Top 500 Favorite Songs, #20-11

So close … we’ll finish just outside the top 10 today.

Playlists: Amazon and Spotify.

  • #20 “Take Me Out” – Franz Ferdinand: I can’t remember who said it, maybe someone on Pitchfork, but a great description of “Take Me Out” is a song hidden within another song. Each part could have existed on its own, but would be less than the whole.
  • #19 “Boy from School” – Hot Chip: The perfect dance song. Unrelenting beat, beautiful harmonies, subliminal synth line, breaks. I tend to think of Hot Chip as the logical progression of the Pet Shop Boys in the 21st century.
  • #18 “Danny Nedelko” – IDLES: The newest song to crack the top 20, this is the song we need now from the band we need now. It is raw, but in its core, it is a compassionate song about people.
  • #17 “Life is Sweet” – Chemical Brothers: Soaring, anthemic rave music. Tim Burgess pretty much laid the model for guest vocals on electronic songs with this. Most shocking to me, 25 years later the Chemical Brothers are still going strong.
  • #16 “A New England” – Billy Bragg: Billy and his green guitar. That’s all we have here. Yet, someone, the song feels alive even after almost 40 years. Somehow, Billy wrapped but youthful anxieties, politics and folk-punk in a perfect swirl.
  • #15 “The Power of Love” – Huey Lewis & the News: It is impossible for me to separate this song from Back to the Future. Do I love this song so much because its inclusion in one of my favorite movies of all time? Is it a perfect pop rock song? Can it be both? Of course it can and if you are so bitter to think that Huey Lewis isn’t good, then maybe you need to question how seriously you take … everything?
  • #14 “Screenwriters’ Blues” – Soul Coughing: Talk about mood music. The narrative presented by M Doughty is so perfectly matched by the paranoia-inducing sonic landscape. It is almost more beat poetry than alternative rock, yet it still ensnares you, transports you to Reseda someday … to die.
  • #13 “Holland 1945” – Neutral Milk Hotel: Their history is so odd, mostly thanks to Jeff Mangum.
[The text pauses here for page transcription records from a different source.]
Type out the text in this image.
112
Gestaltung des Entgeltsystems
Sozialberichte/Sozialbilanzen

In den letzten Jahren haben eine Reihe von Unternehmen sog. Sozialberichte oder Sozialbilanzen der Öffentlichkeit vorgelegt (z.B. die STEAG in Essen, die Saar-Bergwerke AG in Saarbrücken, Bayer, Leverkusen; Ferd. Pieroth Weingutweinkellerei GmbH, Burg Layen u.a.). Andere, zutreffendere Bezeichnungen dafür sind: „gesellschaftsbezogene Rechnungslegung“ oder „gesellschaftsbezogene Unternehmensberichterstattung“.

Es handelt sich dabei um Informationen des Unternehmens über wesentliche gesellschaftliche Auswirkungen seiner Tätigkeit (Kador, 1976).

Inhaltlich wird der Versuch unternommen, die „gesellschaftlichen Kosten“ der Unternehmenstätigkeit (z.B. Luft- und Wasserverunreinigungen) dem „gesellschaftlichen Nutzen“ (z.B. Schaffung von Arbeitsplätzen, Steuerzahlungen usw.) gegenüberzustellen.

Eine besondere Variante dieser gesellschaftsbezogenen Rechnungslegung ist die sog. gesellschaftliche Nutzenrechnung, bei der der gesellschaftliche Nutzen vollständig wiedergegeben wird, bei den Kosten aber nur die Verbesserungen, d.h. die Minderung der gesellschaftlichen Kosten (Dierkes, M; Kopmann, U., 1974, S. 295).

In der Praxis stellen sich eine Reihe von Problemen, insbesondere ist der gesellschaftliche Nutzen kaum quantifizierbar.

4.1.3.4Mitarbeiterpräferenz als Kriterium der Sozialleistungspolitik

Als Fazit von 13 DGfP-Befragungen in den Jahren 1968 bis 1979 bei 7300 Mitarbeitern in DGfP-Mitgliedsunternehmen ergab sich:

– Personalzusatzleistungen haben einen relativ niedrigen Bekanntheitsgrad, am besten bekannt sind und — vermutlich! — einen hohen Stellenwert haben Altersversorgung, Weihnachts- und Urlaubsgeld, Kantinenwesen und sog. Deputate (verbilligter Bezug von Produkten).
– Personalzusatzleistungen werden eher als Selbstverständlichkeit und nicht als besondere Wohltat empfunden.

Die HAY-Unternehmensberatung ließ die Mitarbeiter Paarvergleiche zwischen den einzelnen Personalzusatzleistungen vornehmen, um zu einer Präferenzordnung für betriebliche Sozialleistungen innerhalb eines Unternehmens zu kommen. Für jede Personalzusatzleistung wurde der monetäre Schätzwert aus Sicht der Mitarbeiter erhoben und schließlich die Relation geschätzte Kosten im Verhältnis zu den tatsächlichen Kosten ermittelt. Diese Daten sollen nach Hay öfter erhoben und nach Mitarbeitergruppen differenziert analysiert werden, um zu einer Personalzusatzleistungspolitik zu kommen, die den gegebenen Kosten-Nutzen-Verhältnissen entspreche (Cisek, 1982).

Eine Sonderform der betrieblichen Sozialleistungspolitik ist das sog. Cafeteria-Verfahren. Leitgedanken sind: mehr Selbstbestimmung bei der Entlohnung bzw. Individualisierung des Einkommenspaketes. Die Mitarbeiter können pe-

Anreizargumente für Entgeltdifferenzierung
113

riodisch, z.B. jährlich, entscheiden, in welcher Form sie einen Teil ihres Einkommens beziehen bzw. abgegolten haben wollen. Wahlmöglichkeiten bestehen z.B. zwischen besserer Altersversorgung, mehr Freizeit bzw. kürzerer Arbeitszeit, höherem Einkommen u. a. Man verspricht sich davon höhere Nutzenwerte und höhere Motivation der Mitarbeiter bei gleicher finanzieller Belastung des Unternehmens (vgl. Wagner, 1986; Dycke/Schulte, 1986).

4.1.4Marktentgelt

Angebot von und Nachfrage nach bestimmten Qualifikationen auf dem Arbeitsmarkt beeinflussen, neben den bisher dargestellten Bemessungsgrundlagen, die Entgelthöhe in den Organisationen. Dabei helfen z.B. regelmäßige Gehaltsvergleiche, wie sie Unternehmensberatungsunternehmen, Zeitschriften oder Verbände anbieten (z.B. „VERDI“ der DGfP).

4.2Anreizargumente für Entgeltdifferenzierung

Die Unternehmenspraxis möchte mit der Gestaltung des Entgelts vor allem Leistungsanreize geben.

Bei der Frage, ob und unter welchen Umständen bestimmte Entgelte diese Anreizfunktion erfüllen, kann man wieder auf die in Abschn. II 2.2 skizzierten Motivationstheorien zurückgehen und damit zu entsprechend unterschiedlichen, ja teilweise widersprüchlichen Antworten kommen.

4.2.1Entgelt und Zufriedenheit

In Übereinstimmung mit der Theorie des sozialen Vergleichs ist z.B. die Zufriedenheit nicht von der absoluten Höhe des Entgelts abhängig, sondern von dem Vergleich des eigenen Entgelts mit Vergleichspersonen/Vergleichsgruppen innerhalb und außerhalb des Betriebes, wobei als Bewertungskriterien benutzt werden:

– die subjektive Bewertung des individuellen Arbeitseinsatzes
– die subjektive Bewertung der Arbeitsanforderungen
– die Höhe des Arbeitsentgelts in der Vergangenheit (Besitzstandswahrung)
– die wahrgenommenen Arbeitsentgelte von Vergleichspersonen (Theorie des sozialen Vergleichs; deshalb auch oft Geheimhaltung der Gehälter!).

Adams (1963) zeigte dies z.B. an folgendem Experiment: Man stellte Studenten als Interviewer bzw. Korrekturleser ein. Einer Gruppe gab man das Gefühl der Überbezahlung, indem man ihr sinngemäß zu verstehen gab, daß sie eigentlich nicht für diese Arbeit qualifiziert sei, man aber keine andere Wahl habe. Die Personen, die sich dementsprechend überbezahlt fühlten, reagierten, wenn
Yet, as strange as his music and lyrics might be, this is a nearly perfect pop song. I dare anyone to hear it and not have it stuck in their head for days. Part lo-fi indie, part punk, part mariachi? It doesn’t relent for a moment across its 3 minutes and 12 seconds.
  • #12 “Under Pressure” – Queen with David Bowie: Is there a better vocal combination than David Bowie and Freddie Mercury? They could make any song work, but when they do it on a song with an absolutely classic bassline (which some of us were introduced to by Vanilla Ice … but we’ve gotten over it), you end up with one of the best rock songs ever written.
  • #11 “Ana Ng” – They Might Be Giants: I don’t want the world, I only want your half.